Brimley Johnson uses
the passage quoted above as the epigraph to Aphorisms,
the collection of Landor’s maxims he edited in 1896. Of all the books I’ve
proselytized for over the years, Imaginary
Conversations is the one with fewest converts. Landor published his
174 dialogues in five volumes (with a sixth volume added later) between 1824
and 1829, and most of Johnson’s selections are taken from that work.
This, for
instance, is drawn from “Southey and Porson”: “Clear writers, like clear
fountains, do not seem so deep as they are: the turbid look most profound.”
“Pericles
and Aspasia”: “There are writings which must lie long upon the straw before they mellow to the taste; and there are
summer fruits which cannot abide the keeping.”
“Hare and
Landor”: “But prose on certain occasions can bear a great deal of poetry: on
the other hand, poetry sinks and swoons under a moderate weight of prose; and
neither fan nor burned feather can bring her to herself again.”
“Southey and
Porson”: “Harmonious words render ordinary ideas acceptable; less ordinary,
pleasant; novel and ingenious ones, delightful.”
“Alfieri and
Salomon”: “Humour is wit appertaining to character, and indulges in breadth of
drollery rather than in play and brilliancy of point. Wit vibrates and spurts;
humour springs up exuberantly, as from a fountain, and runs on.”
And note this exchange between Dr. Johnson and
John Horne Tooke (1736-1812), the English politician and philologist:
JOHNSON:
“Coxcombs and blockheads always have been, and always will be, innovators; some
in dress, some in polity, some in language.”
TOOKE: “I
wonder whether they invented the choice appellations you have just repeated.”
JOHNSON:
“No, sir! Indignant wise men invented them.”
Landor is one
of literature’s irascible old men, along with Thomas Carlyle, but
he can’t be written off as merely an ill-tempered crank. In the conversation
between Archdeacon Julius Hare and himself, Landor says, “Poetry was always my
amusement; prose, my study and business.’” During his life, Landor was better
known for his poems, and he remains the leading epigrammist in the language between
Ben Jonson and J.V. Cunningham. In 1849, on the occasion of his seventy-fourth
birthday, Landor wrote his own epitaph, later titled “Dying Speech of an Old
Philosopher”:
“I strove
with none, for none was worth my strife.
Nature I
loved, and, next to nature, Art;
I warm’d
both hands before the fire of Life;
It sinks,
and I am ready to depart.”
Landor died on September 17, 1864 at age eighty-nine.

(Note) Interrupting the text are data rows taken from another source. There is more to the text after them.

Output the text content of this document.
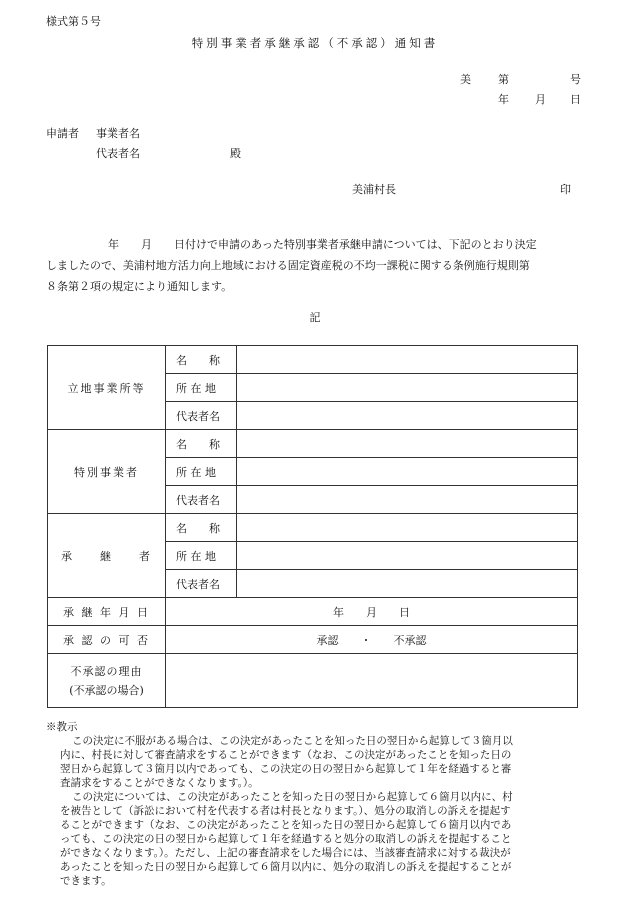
様式第５号
特別事業者承継承認（不承認）通知書
美 第	号
年 月 日
申請者 事業者名
代表者名	殿
美浦村長	印
年　　月　　日付けで申請のあった特別事業者承継申請については、下記のとおり決定
しましたので、美浦村地方活力向上地域における固定資産税の不均一課税に関する条例施行規則第
８条第２項の規定により通知します。
記
立地事業所等	名　　称	
	所 在 地	
	代表者名	
特別事業者	名　　称	
	所 在 地	
	代表者名	
承　　継　　者	名　　称	
	所 在 地	
	代表者名	
承 継 年 月 日	年　　月　　日	
承 認 の 可 否	承認　　・　　不承認	

不承認の理由
(不承認の場合)		

※教示
この決定に不服がある場合は、この決定があったことを知った日の翌日から起算して３箇月以
内に、村長に対して審査請求をすることができます（なお、この決定があったことを知った日の
翌日から起算して３箇月以内であっても、この決定の日の翌日から起算して１年を経過すると審
査請求をすることができなくなります。）。
この決定については、この決定があったことを知った日の翌日から起算して６箇月以内に、村
を被告として（訴訟において村を代表する者は村長となります。）、処分の取消しの訴えを提起す
ることができます（なお、この決定があったことを知った日の翌日から起算して６箇月以内であ
っても、この決定の日の翌日から起算して１年を経過すると処分の取消しの訴えを提起すること
ができなくなります。）。ただし、上記の審査請求をした場合には、当該審査請求に対する裁決が
あったことを知った日の翌日から起算して６箇月以内に、処分の取消しの訴えを提起することが
できます。
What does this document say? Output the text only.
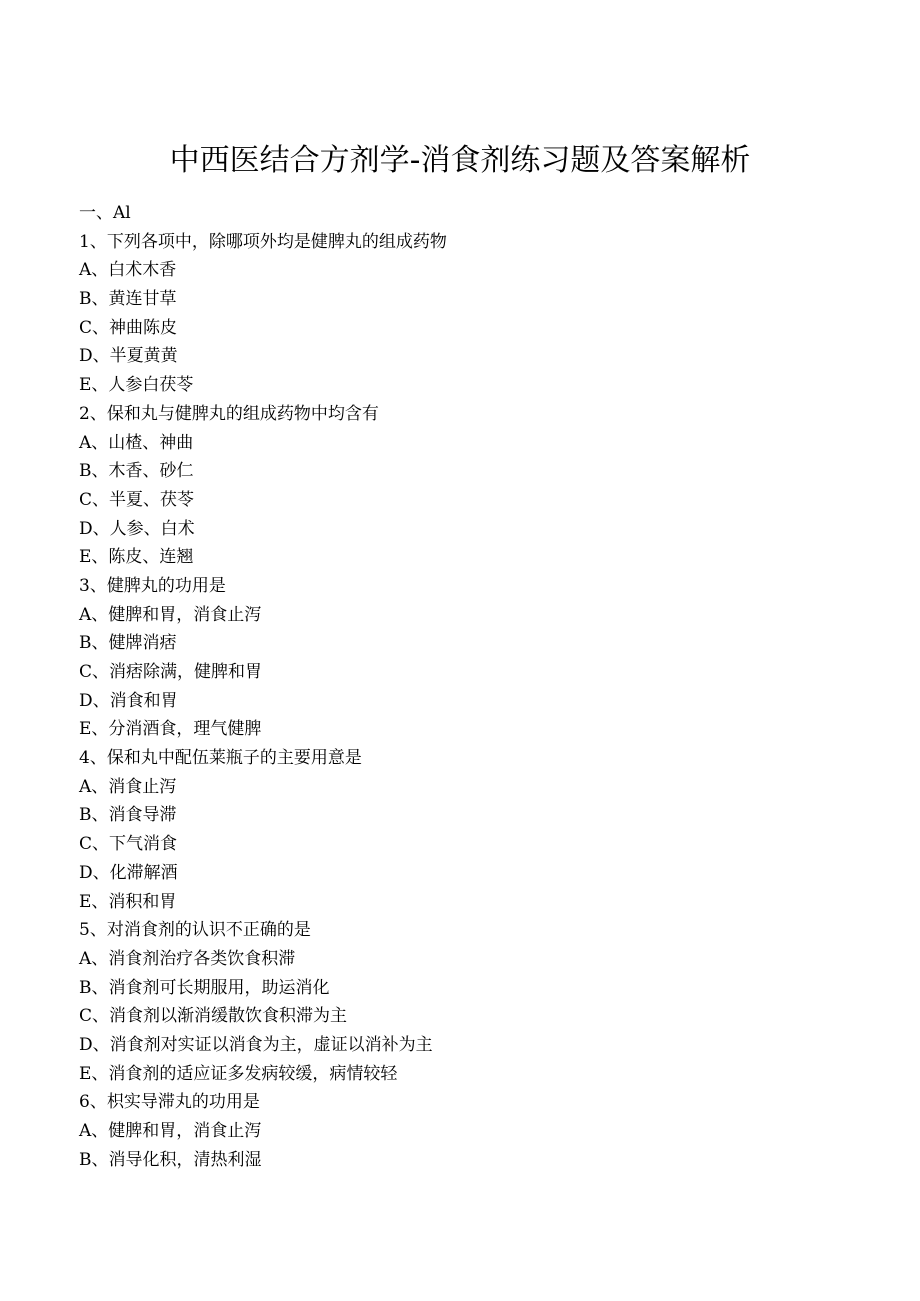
中西医结合方剂学-消食剂练习题及答案解析
一、Al
1、下列各项中，除哪项外均是健脾丸的组成药物
A、白术木香
B、黄连甘草
C、神曲陈皮
D、半夏黄黄
E、人参白茯苓
2、保和丸与健脾丸的组成药物中均含有
A、山楂、神曲
B、木香、砂仁
C、半夏、茯苓
D、人参、白术
E、陈皮、连翘
3、健脾丸的功用是
A、健脾和胃，消食止泻
B、健牌消痞
C、消痞除满，健脾和胃
D、消食和胃
E、分消酒食，理气健脾
4、保和丸中配伍莱瓶子的主要用意是
A、消食止泻
B、消食导滞
C、下气消食
D、化滞解酒
E、消积和胃
5、对消食剂的认识不正确的是
A、消食剂治疗各类饮食积滞
B、消食剂可长期服用，助运消化
C、消食剂以渐消缓散饮食积滞为主
D、消食剂对实证以消食为主，虚证以消补为主
E、消食剂的适应证多发病较缓，病情较轻
6、枳实导滞丸的功用是
A、健脾和胃，消食止泻
B、消导化积，清热利湿
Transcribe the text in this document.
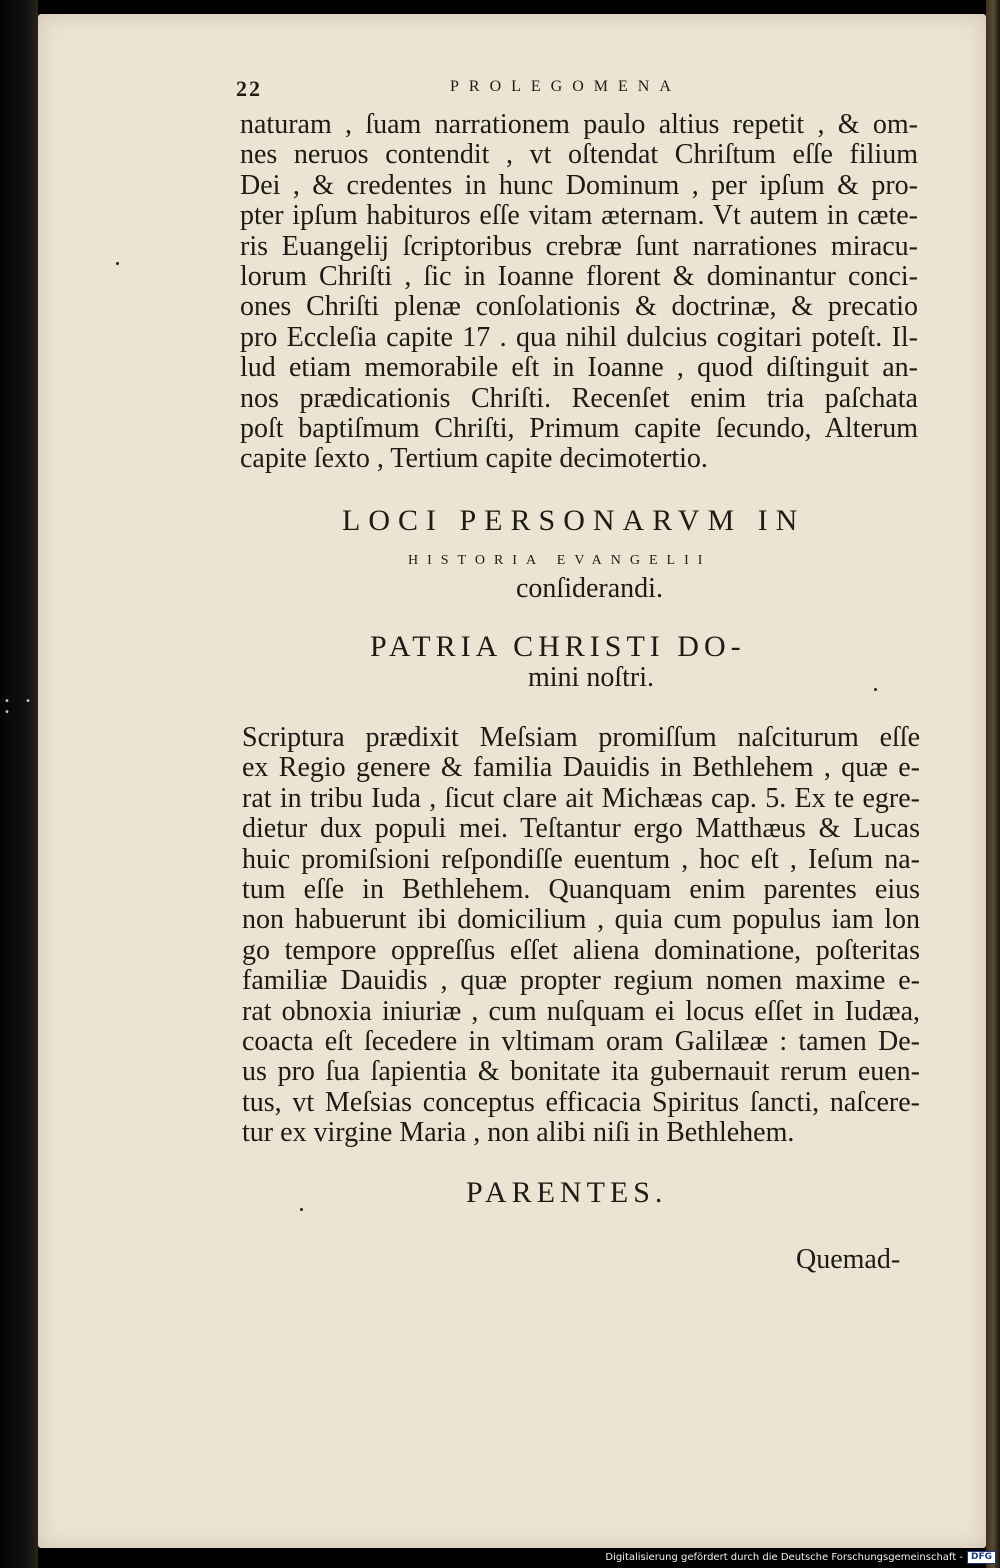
• • •
22	PROLEGOMENA
naturam , ſuam narrationem paulo altius repetit , & om-
nes neruos contendit , vt oſtendat Chriſtum eſſe filium
Dei , & credentes in hunc Dominum , per ipſum & pro-
pter ipſum habituros eſſe vitam æternam. Vt autem in cæte-
ris Euangelij ſcriptoribus crebræ ſunt narrationes miracu-
lorum Chriſti , ſic in Ioanne florent & dominantur conci-
ones Chriſti plenæ conſolationis & doctrinæ, & precatio
pro Eccleſia capite 17 . qua nihil dulcius cogitari poteſt. Il-
lud etiam memorabile eſt in Ioanne , quod diſtinguit an-
nos prædicationis Chriſti. Recenſet enim tria paſchata
poſt baptiſmum Chriſti, Primum capite ſecundo, Alterum
capite ſexto , Tertium capite decimotertio.
LOCI PERSONARVM IN
HISTORIA EVANGELII
conſiderandi.
PATRIA CHRISTI DO-
mini noſtri.
Scriptura prædixit Meſsiam promiſſum naſciturum eſſe
ex Regio genere & familia Dauidis in Bethlehem , quæ e-
rat in tribu Iuda , ſicut clare ait Michæas cap. 5. Ex te egre-
dietur dux populi mei. Teſtantur ergo Matthæus & Lucas
huic promiſsioni reſpondiſſe euentum , hoc eſt , Ieſum na-
tum eſſe in Bethlehem. Quanquam enim parentes eius
non habuerunt ibi domicilium , quia cum populus iam lon
go tempore oppreſſus eſſet aliena dominatione, poſteritas
familiæ Dauidis , quæ propter regium nomen maxime e-
rat obnoxia iniuriæ , cum nuſquam ei locus eſſet in Iudæa,
coacta eſt ſecedere in vltimam oram Galilææ : tamen De-
us pro ſua ſapientia & bonitate ita gubernauit rerum euen-
tus, vt Meſsias conceptus efficacia Spiritus ſancti, naſcere-
tur ex virgine Maria , non alibi niſi in Bethlehem.
PARENTES.
Quemad-
Digitalisierung gefördert durch die Deutsche Forschungsgemeinschaft - DFG
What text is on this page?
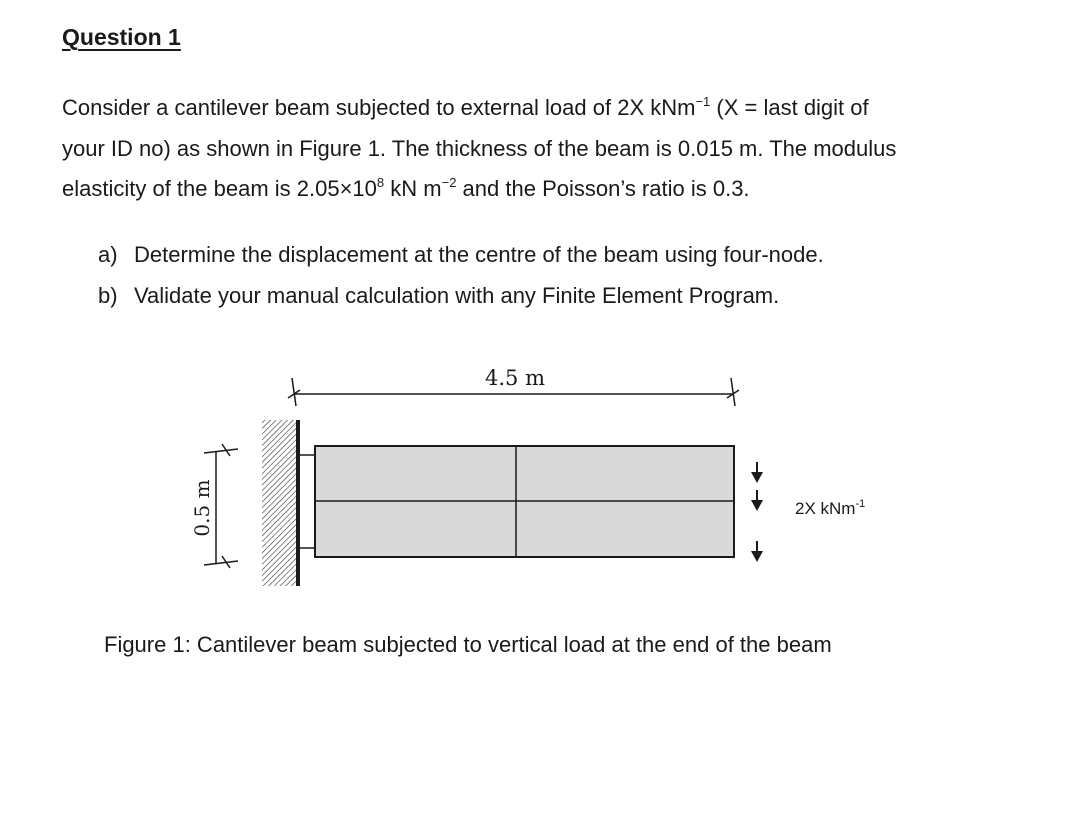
Question 1

Consider a cantilever beam subjected to external load of 2X kNm$^{-1}$ (X = last digit of
your ID no) as shown in Figure 1. The thickness of the beam is 0.015 m. The modulus
elasticity of the beam is $2.05\times 10^8$ kN $m^{-2}$ and the Poisson’s ratio is 0.3.

a) Determine the displacement at the centre of the beam using four-node.
b) Validate your manual calculation with any Finite Element Program.
4.5 m
0.5 m	2X kNm$^{-1}$

Figure 1: Cantilever beam subjected to vertical load at the end of the beam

[R. Brimley Jonson (1867-1932) was an English critic and editor. He quotes Lowell’s essay on Landor collected in Latest Literary Essays and Addresses (1891). I see that Johnson published a book provocatively titled Moral Poison in Modern Fiction (1922).]
But Landor did "strive" with many, despite that famous disclaimer.
ReplyDeleteI read one volume of Imaginary Conversations, having had it urged upon me by this blog. I wish I'd known in advance about R. Brimley Johnson's Aphorisms. There's good stuff in Landor, but you have to go through a lot to get it.